In order to address these challenging data analytics problems, there is an urgent need for methods that automatically correct for such undesirable phenomena. This program was initiated by Catoni for the estimation of the mean on the real line and Audibert and Catoni in the least-squares regression framework. To the best of our knowledge, estimation of the mean of a real valued random variable is still best performed using the Median-of-Means (MoM) approach. In regression models, Median of Means can handle outliers or heavy tails in the covariates as well as in the reponse.

In the present work, we propose a new scalable approach to MoM estimation based on resampling at each iteration of a stochastic Langevin sampler. We prove polynomial time convergence with high probability based on hitting time analysis.

ABSTRACT. Globally convergent variants of the Gauss-Newton algorithm are often the preferred methods to tackle nonlinear least squares problems. Among such frameworks, Levenberg-Marquardt and trust-region methods are two well-established, similar paradigms, with analyses that are often close in spirit. Both schemes have been successfully studied when the Gauss-Newton model is replaced by a random model, only accurate with a given probability. Meanwhile, problems where even the objective value is subject to noise have gained interest, driven by the need for efficient methods in fields such as data assimilation.
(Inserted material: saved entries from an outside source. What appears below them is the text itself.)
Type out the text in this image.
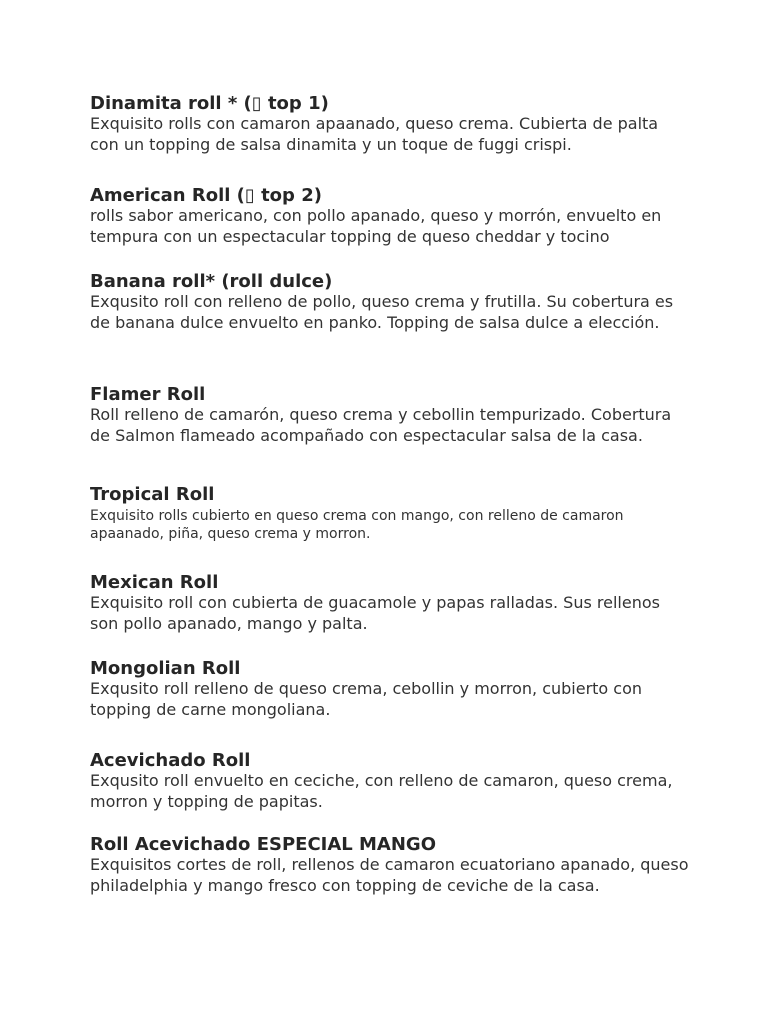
Dinamita roll * (▯ top 1)

Exquisito rolls con camaron apaanado, queso crema. Cubierta de palta con un topping de salsa dinamita y un toque de fuggi crispi.

American Roll (▯ top 2)

rolls sabor americano, con pollo apanado, queso y morrón, envuelto en tempura con un espectacular topping de queso cheddar y tocino

Banana roll* (roll dulce)

Exqusito roll con relleno de pollo, queso crema y frutilla. Su cobertura es de banana dulce envuelto en panko. Topping de salsa dulce a elección.

Flamer Roll

Roll relleno de camarón, queso crema y cebollin tempurizado. Cobertura de Salmon flameado acompañado con espectacular salsa de la casa.

Tropical Roll

Exquisito rolls cubierto en queso crema con mango, con relleno de camaron apaanado, piña, queso crema y morron.

Mexican Roll

Exquisito roll con cubierta de guacamole y papas ralladas. Sus rellenos son pollo apanado, mango y palta.

Mongolian Roll

Exqusito roll relleno de queso crema, cebollin y morron, cubierto con topping de carne mongoliana.

Acevichado Roll

Exqusito roll envuelto en ceciche, con relleno de camaron, queso crema, morron y topping de papitas.

Roll Acevichado ESPECIAL MANGO

Exquisitos cortes de roll, rellenos de camaron ecuatoriano apanado, queso philadelphia y mango fresco con topping de ceviche de la casa.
In this talk, we describe a stochastic Levenberg-Marquardt algorithm that handles noisy objective function values and random models, provided sufficient accuracy is achieved in probability. In particular, if the probability of accurate function estimates and models is sufficiently large, we establish that the proposed algorithm converges globally to a first-order stationary point of the problem with probability one. Furthermore, we bound the expected number of iterations needed to reach an approximate stationary point. Our method relies on both a specific scaling of the regularization parameter and a measure of criticality tailored to least-squares problems. We finally present an application of our method to variational data assimilation, where stochasticity arises from the so-called ensemble methods.